CEQA Guidelines (Section 15126.6(a) and (e)(2)) require that an EIR's analysis of alternatives identify the "environmentally superior alternative" among all of those considered. In addition, if the No Project Alternative is identified as environmentally superior, then the EIR also must identify the environmentally superior alternative among the other alternatives. As described above, because the project is, in effect, an environmental restoration and protection project, its primary adverse impacts are short-term, during the treatment process. The No Project Alternatives (3A and 3B) would eliminate these short-term impacts, but would also forego the longer-term environmental benefits of the project. As described in Section 4.1.2, above, Alternative 2 could have somewhat less environmental impacts than Alternative 1 because it would exclude impacts related to application of aquatic herbicides.. However, these reduced impacts could be offset by the need for additional mechanical treatment if chemicals are not used, and by the potential impacts resulting from repeated treatment under Alternative 2. In addition, Alternative 2 also has a lower probability of achieving the project's ultimate environmental benefits than Alternative 1. Therefore this EIR considers the CEQA Environmentally Superior Alternative to be a modified version of Alternative 1 in which all mitigations in this EIS/R have been incorporated into the program. This is identified as the Mitigated Project Alternative. It should be noted, however, that despite mitigation, some significant adverse impacts would remain under this Alternative, as with Alternatives 1 and 2.
Under CEQA, the goal of identifying the environmentally superior alternative is to assist decision-makers in considering project approval. CEQA does not, however, require an agency to select the environmentally superior alternative (CEQA Guidelines Sections 15042-15043).

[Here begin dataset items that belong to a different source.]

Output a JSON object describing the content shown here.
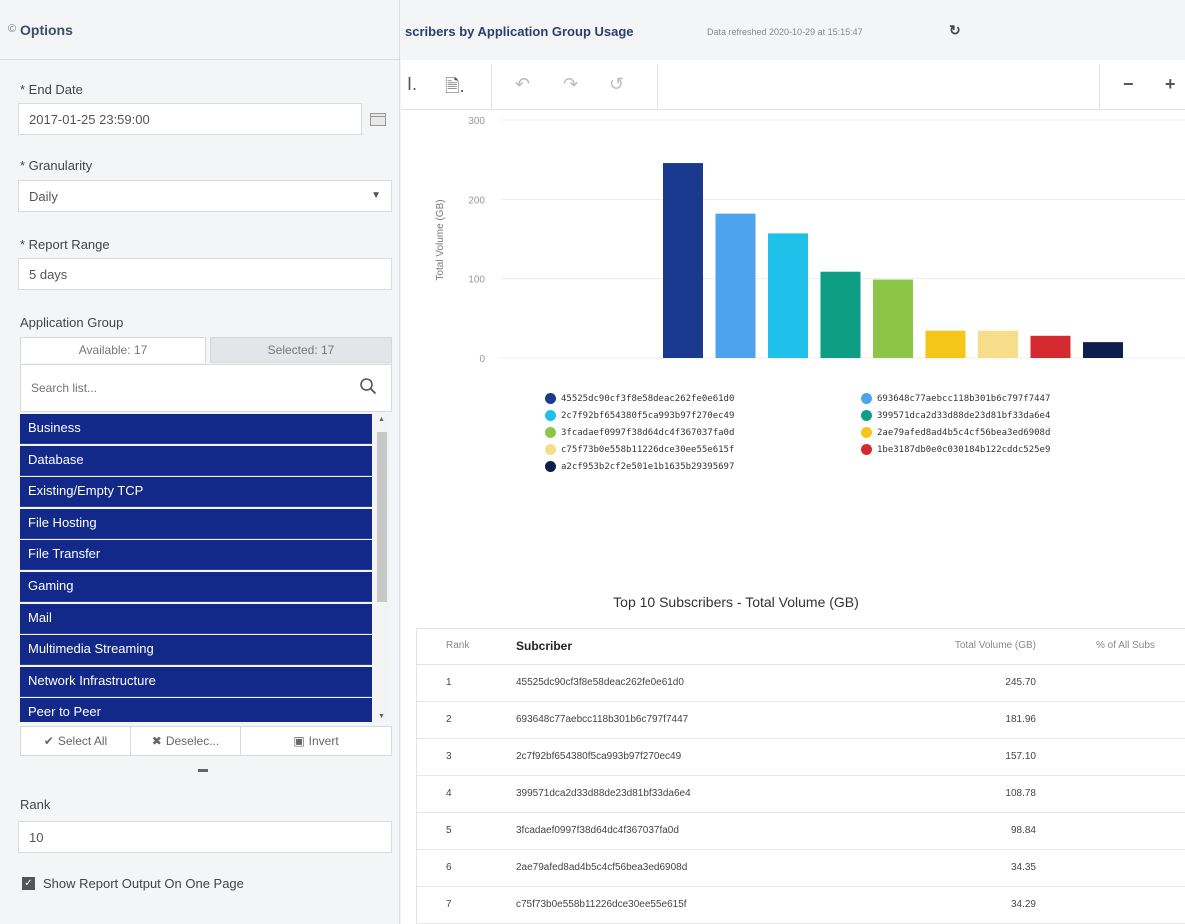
{
  "options": {
    "title": "Options",
    "end_date": {
      "label": "* End Date",
      "value": "2017-01-25 23:59:00"
    },
    "granularity": {
      "label": "* Granularity",
      "value": "Daily"
    },
    "report_range": {
      "label": "* Report Range",
      "value": "5 days"
    },
    "application_group": {
      "label": "Application Group",
      "tab_available": "Available: 17",
      "tab_selected": "Selected: 17",
      "search_placeholder": "Search list...",
      "items": [
        "Business",
        "Database",
        "Existing/Empty TCP",
        "File Hosting",
        "File Transfer",
        "Gaming",
        "Mail",
        "Multimedia Streaming",
        "Network Infrastructure",
        "Peer to Peer"
      ],
      "select_all": "Select All",
      "deselect": "Deselec...",
      "invert": "Invert"
    },
    "rank": {
      "label": "Rank",
      "value": "10"
    },
    "show_one_page": "Show Report Output On One Page"
  },
  "report": {
    "title": "scribers by Application Group Usage",
    "refreshed": "Data refreshed 2020-10-29 at 15:15:47"
  },
  "chart_data": {
    "type": "bar",
    "ylabel": "Total Volume (GB)",
    "ylim": [
      0,
      300
    ],
    "yticks": [
      "0",
      "100",
      "200",
      "300"
    ],
    "series": [
      {
        "name": "45525dc90cf3f8e58deac262fe0e61d0",
        "value": 245.7,
        "color": "#1a3a8f"
      },
      {
        "name": "693648c77aebcc118b301b6c797f7447",
        "value": 181.96,
        "color": "#4da3ee"
      },
      {
        "name": "2c7f92bf654380f5ca993b97f270ec49",
        "value": 157.1,
        "color": "#1fc0ea"
      },
      {
        "name": "399571dca2d33d88de23d81bf33da6e4",
        "value": 108.78,
        "color": "#0e9e86"
      },
      {
        "name": "3fcadaef0997f38d64dc4f367037fa0d",
        "value": 98.84,
        "color": "#8dc549"
      },
      {
        "name": "2ae79afed8ad4b5c4cf56bea3ed6908d",
        "value": 34.35,
        "color": "#f5c518"
      },
      {
        "name": "c75f73b0e558b11226dce30ee55e615f",
        "value": 34.29,
        "color": "#f5dd8a"
      },
      {
        "name": "1be3187db0e0c030184b122cddc525e9",
        "value": 28.0,
        "color": "#d42a2f"
      },
      {
        "name": "a2cf953b2cf2e501e1b1635b29395697",
        "value": 20.0,
        "color": "#0f1f4d"
      }
    ]
  },
  "table": {
    "title": "Top 10 Subscribers - Total Volume (GB)",
    "headers": {
      "rank": "Rank",
      "subscriber": "Subcriber",
      "volume": "Total Volume (GB)",
      "pct": "% of All Subs"
    },
    "rows": [
      {
        "rank": "1",
        "subscriber": "45525dc90cf3f8e58deac262fe0e61d0",
        "volume": "245.70"
      },
      {
        "rank": "2",
        "subscriber": "693648c77aebcc118b301b6c797f7447",
        "volume": "181.96"
      },
      {
        "rank": "3",
        "subscriber": "2c7f92bf654380f5ca993b97f270ec49",
        "volume": "157.10"
      },
      {
        "rank": "4",
        "subscriber": "399571dca2d33d88de23d81bf33da6e4",
        "volume": "108.78"
      },
      {
        "rank": "5",
        "subscriber": "3fcadaef0997f38d64dc4f367037fa0d",
        "volume": "98.84"
      },
      {
        "rank": "6",
        "subscriber": "2ae79afed8ad4b5c4cf56bea3ed6908d",
        "volume": "34.35"
      },
      {
        "rank": "7",
        "subscriber": "c75f73b0e558b11226dce30ee55e615f",
        "volume": "34.29"
      }
    ]
  }
}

Alternatives 1 and 2 would result in significant unavoidable short-term impacts to the salt-marsh harvest mouse, tidal shrew, California clapper rail, California black rail, (Impacts BIO-4.1, BIO-5.1, and BIO-5.2). Alternative 3 would reduce the short-term unavoidable impacts on these species, but would result in long-term unavoidable adverse impacts on them.
Alternatives 1 and 2 would result in significant unavoidable short-term impacts to visual quality of treated marshes (VIS-1). Alternative 3 would reduce the short-term unavoidable impacts on visual quality, but would result in long-term unavoidable adverse impacts on this resource.